Он снова умолк. Силы явно оставили его, а сознание утратило ясность.
– Что мне делать? Я не помню… Ты теперь знаешь все, помоги мне. Я раздавлен и не справлюсь сам.
Его речь превратилась в невнятное бормотание, что-то насчет того, что его обязательно постигнет неудача, если он отправится на границу в одиночку, что промедление подобно смерти. Затем он попытался произнести «Ада», но на первом же звуке ее имени голос Альфреда сорвался, он резко отвернулся, слезы брызнули из глаз.
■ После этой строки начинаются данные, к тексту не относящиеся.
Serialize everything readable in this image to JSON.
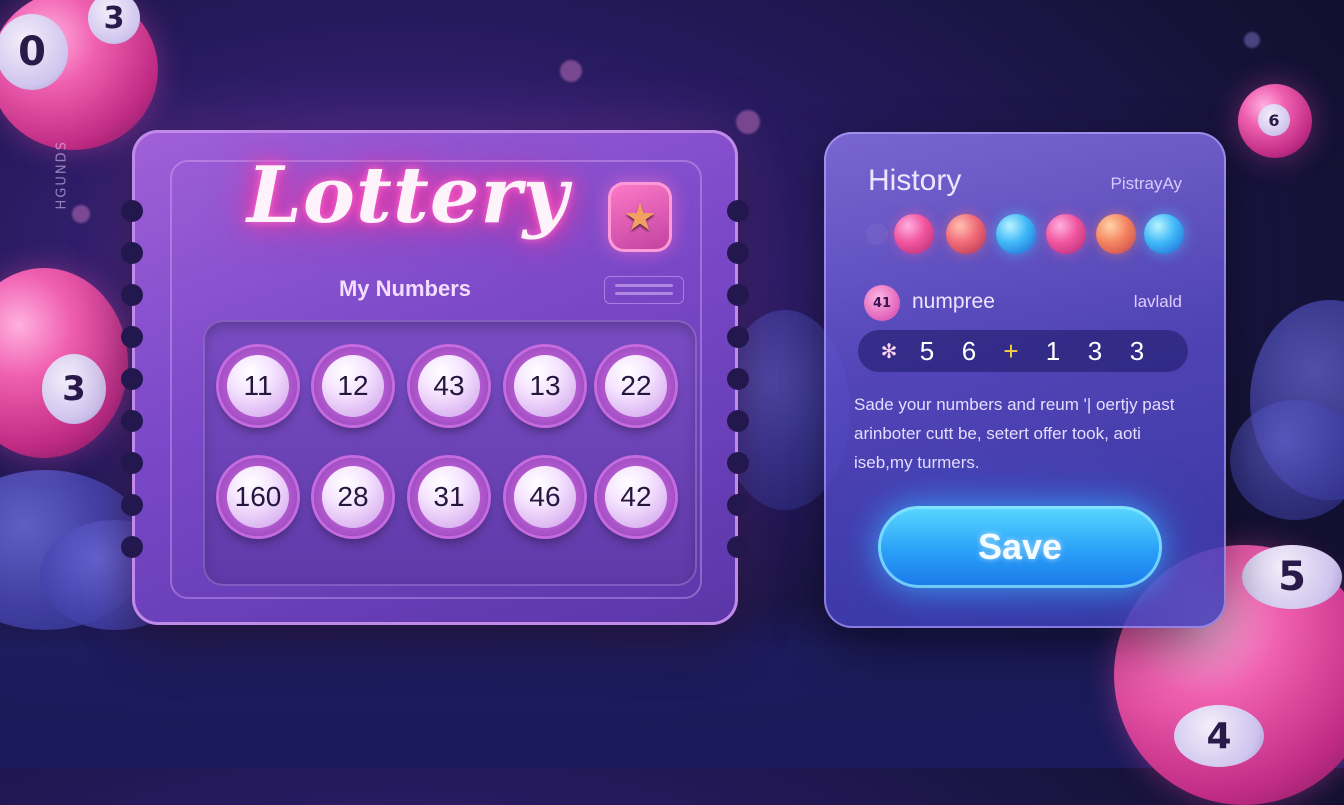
{
  "ticket": {
    "side_code": "HGUNDS",
    "title": "Lottery",
    "subtitle": "My Numbers",
    "star_badge_icon": "star-icon",
    "numbers": [
      "11",
      "12",
      "43",
      "13",
      "22",
      "160",
      "28",
      "31",
      "46",
      "42"
    ]
  },
  "history": {
    "title": "History",
    "header_right": "PistrayAy",
    "recent_balls": [
      "pink",
      "coral",
      "blue",
      "pink",
      "orange",
      "blue"
    ],
    "entry_badge": "41",
    "entry_name": "numpree",
    "entry_right": "lavlald",
    "draw": [
      "5",
      "6",
      "+",
      "1",
      "3",
      "3"
    ],
    "draw_icon": "sparkle-icon",
    "description": "Sade your numbers and reum '| oertjy past arinboter cutt be, setert offer took, aoti iseb,my turmers.",
    "save_label": "Save"
  },
  "decor": {
    "ball_top_left": "0",
    "ball_top_left_edge": "3",
    "ball_left": "3",
    "ball_top_right": "6",
    "ball_bottom_right": "5",
    "ball_bottom_right_lower": "4"
  },
  "colors": {
    "neon_pink": "#ff3caa",
    "ticket_purple": "#7a48c8",
    "save_blue": "#2aa0f8",
    "background": "#141236"
  }
}
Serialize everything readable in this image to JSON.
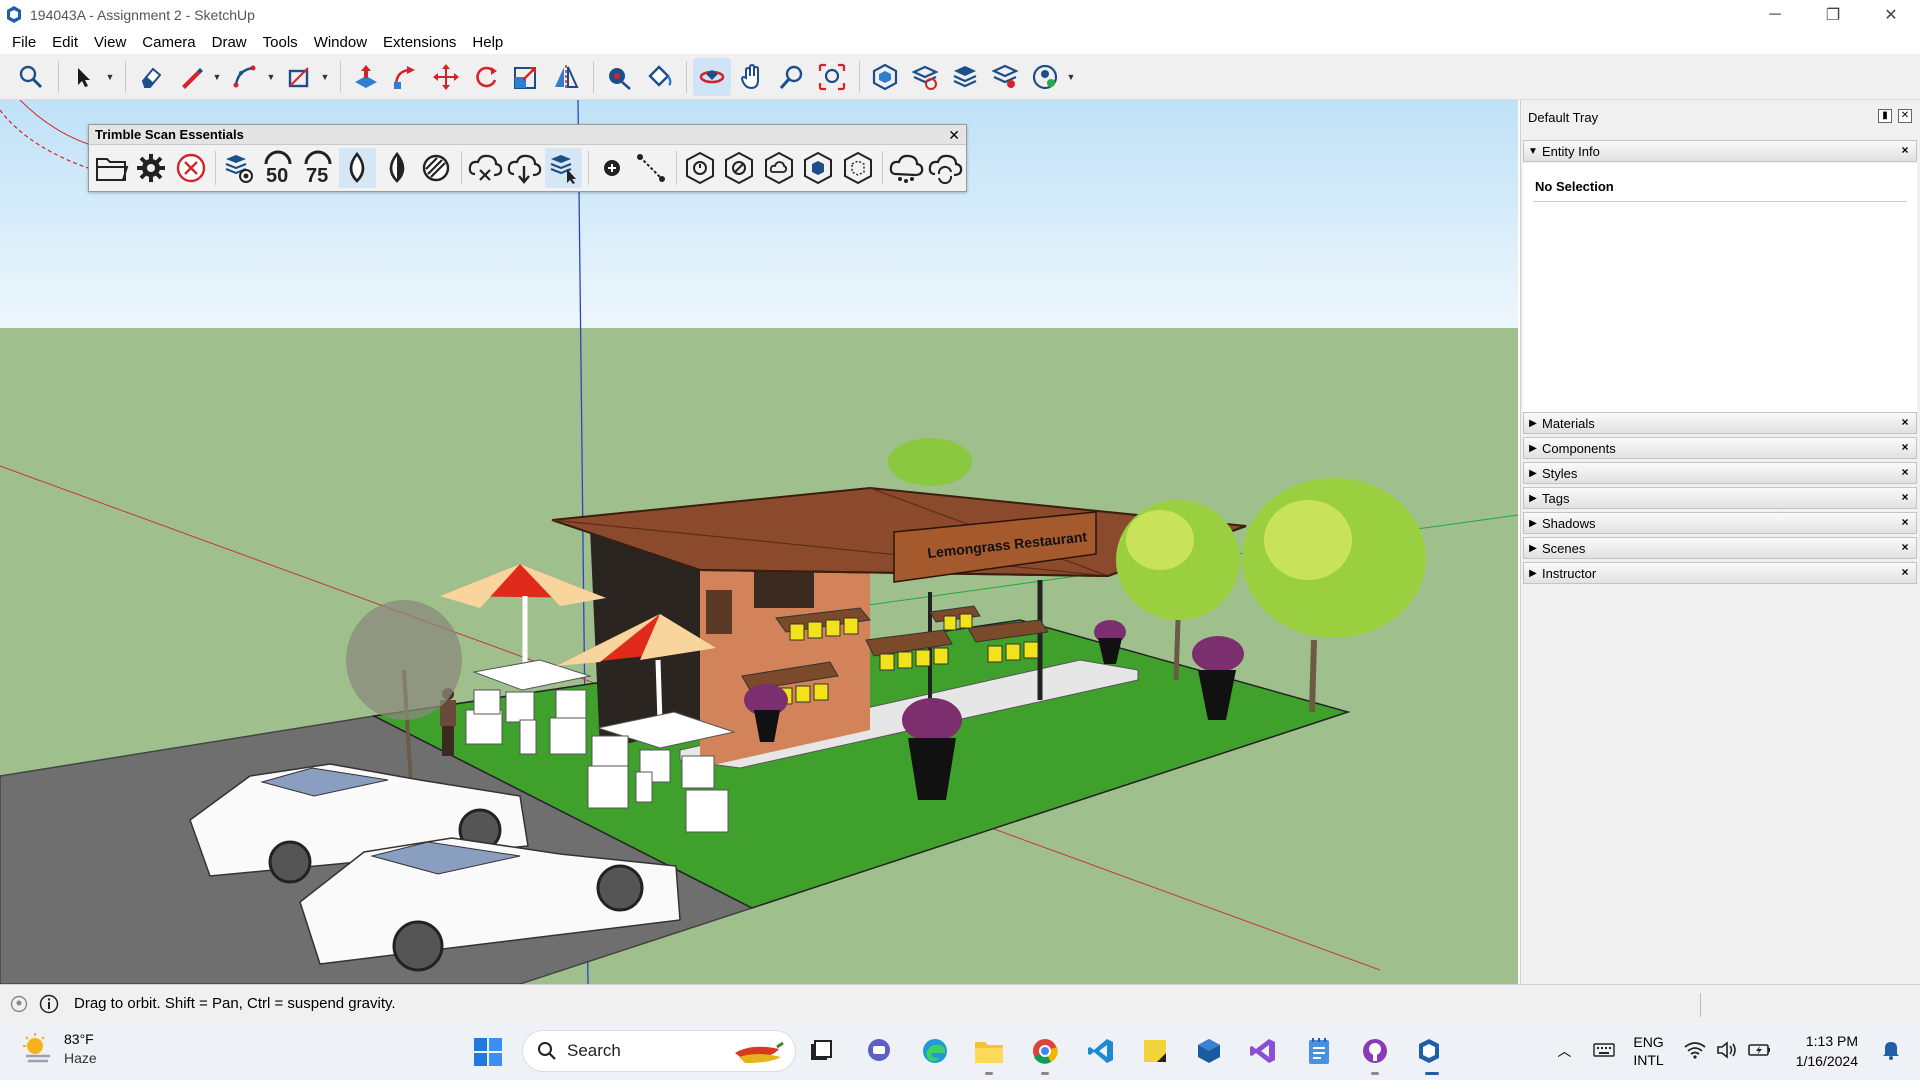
{
  "window": {
    "title": "194043A - Assignment 2 - SketchUp",
    "minimize": "─",
    "restore": "❐",
    "close": "✕"
  },
  "menu": [
    "File",
    "Edit",
    "View",
    "Camera",
    "Draw",
    "Tools",
    "Window",
    "Extensions",
    "Help"
  ],
  "toolbar": {
    "tools": [
      "search",
      "select",
      "eraser",
      "line",
      "arc",
      "rectangle",
      "push-pull",
      "follow-me",
      "move",
      "rotate",
      "scale",
      "flip",
      "tape-measure",
      "paint-bucket",
      "orbit",
      "pan",
      "zoom",
      "zoom-extents",
      "warehouse",
      "extension-warehouse",
      "layout",
      "extension-manager",
      "account"
    ],
    "active": "orbit"
  },
  "scan_toolbar": {
    "title": "Trimble Scan Essentials",
    "close": "✕",
    "labels": {
      "fifty": "50",
      "seventyfive": "75"
    }
  },
  "model": {
    "sign_text": "Lemongrass Restaurant",
    "colors": {
      "sky": "#e8f4fb",
      "ground": "#9fc08c",
      "lawn": "#3fa02c",
      "roof": "#8b4a2b",
      "umbrella": "#e02a1a",
      "chairs": "#f2e21a"
    }
  },
  "tray": {
    "title": "Default Tray",
    "entity_info": {
      "label": "Entity Info",
      "body": "No Selection"
    },
    "panels": [
      "Materials",
      "Components",
      "Styles",
      "Tags",
      "Shadows",
      "Scenes",
      "Instructor"
    ]
  },
  "status": {
    "text": "Drag to orbit. Shift = Pan, Ctrl = suspend gravity."
  },
  "taskbar": {
    "weather": {
      "temp": "83°F",
      "condition": "Haze"
    },
    "search_placeholder": "Search",
    "language": {
      "line1": "ENG",
      "line2": "INTL"
    },
    "clock": {
      "time": "1:13 PM",
      "date": "1/16/2024"
    }
  }
}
Жалость к нему в этот момент взяла верх над здравым смыслом, и, не размышляя о возможных последствиях, я пообещал поддержать его во всех начинаниях и сделать все, что в моих силах, чтобы помочь ему. Монктон поднял на меня взгляд и схватил за руку, его лицо светилось такой дикой радостью победителя, что я тут же пожалел о своей опрометчивости, но было уже поздно, я не мог забрать свои слова обратно. Лучшее, что теперь можно было сделать, – не раздражать его более, постараться успокоить, а потом уйти и взвешенно обдумать все случившееся и дальнейшие перспективы самому.
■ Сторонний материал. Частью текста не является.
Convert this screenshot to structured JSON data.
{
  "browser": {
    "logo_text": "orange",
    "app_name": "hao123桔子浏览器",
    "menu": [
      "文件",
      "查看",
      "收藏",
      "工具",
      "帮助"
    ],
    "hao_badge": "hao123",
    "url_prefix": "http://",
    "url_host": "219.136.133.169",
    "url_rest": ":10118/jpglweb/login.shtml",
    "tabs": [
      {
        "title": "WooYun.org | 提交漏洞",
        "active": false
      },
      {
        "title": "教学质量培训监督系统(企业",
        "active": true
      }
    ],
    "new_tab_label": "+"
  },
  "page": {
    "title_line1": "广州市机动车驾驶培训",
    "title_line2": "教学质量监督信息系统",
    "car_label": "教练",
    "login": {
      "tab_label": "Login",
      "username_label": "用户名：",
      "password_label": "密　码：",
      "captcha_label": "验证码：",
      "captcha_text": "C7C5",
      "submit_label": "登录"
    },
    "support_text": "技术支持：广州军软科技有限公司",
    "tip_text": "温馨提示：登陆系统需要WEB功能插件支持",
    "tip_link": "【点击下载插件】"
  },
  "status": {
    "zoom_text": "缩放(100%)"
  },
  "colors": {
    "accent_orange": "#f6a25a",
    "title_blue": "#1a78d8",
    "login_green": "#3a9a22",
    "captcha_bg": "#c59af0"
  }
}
– Да, да, – отвечал он на мои слова. – За меня не беспокойся. Теперь, когда я уверен в твоей поддержке, то смогу сохранить спокойствие и выдержку в любых обстоятельствах. Я уже настолько привык к призраку, что его присутствие вовсе не беспокоит меня, кроме особых случаев. А еще вот эти письма – бальзам для моего израненного сердца и лекарство от всех душевных болезней. Это письма от Ады, я перечитываю их, когда несчастья, свалившиеся на меня, грозят сломить меня. Те полчаса, на которые я просил тебя задержаться, я провел за перечитыванием писем в попытке подготовиться к нашей встрече и разговору, и прочту их вновь, когда ты уйдешь. Так что, повторяю, за меня не беспокойся. Уверен, с твоей помощью я наконец смогу достичь цели, и Ада будет благодарить тебя, как ты этого и заслуживаешь, когда мы вернемся в Англию. А если глупые неаполитанские обыватели будут в твоем присутствии называть меня безумцем, не обращай внимания и не спорь. Успех нашего предприятия расставит все по своим местам.
На этом мы расстались, и я обещал вернуться завтра рано утром.
Вернувшись в гостиницу, я понял, что любые попытки уснуть после услышанного и пережитого заранее обречены на провал. Я раскурил трубку, уселся у окна – созерцание умиротворенного пейзажа, залитого лунным светом, сообщило удивительную ясность моим мыслям – и принялся размышлять, как теперь лучше всего поступить. Очевидно, о том, чтобы обратиться к оставшимся в Англии друзьям Альфреда или врачам здесь, в Неаполе, не могло идти и речи. Я не мог убедить себя, что его безумие зашло так далеко, что это может оправдать предательство, которое я совершил бы, раскрывая доверенную мне тайну кому бы то ни было еще. С другой стороны, любые попытки отговорить его от поисков места дуэли и трупа дядюшки были обречены на провал после того, что я неосторожно пообещал. Сделав эти два вывода, я принялся ломать голову над единственным оставшимся вопросом – имел ли я моральное право помогать ему в этом необычном предприятии.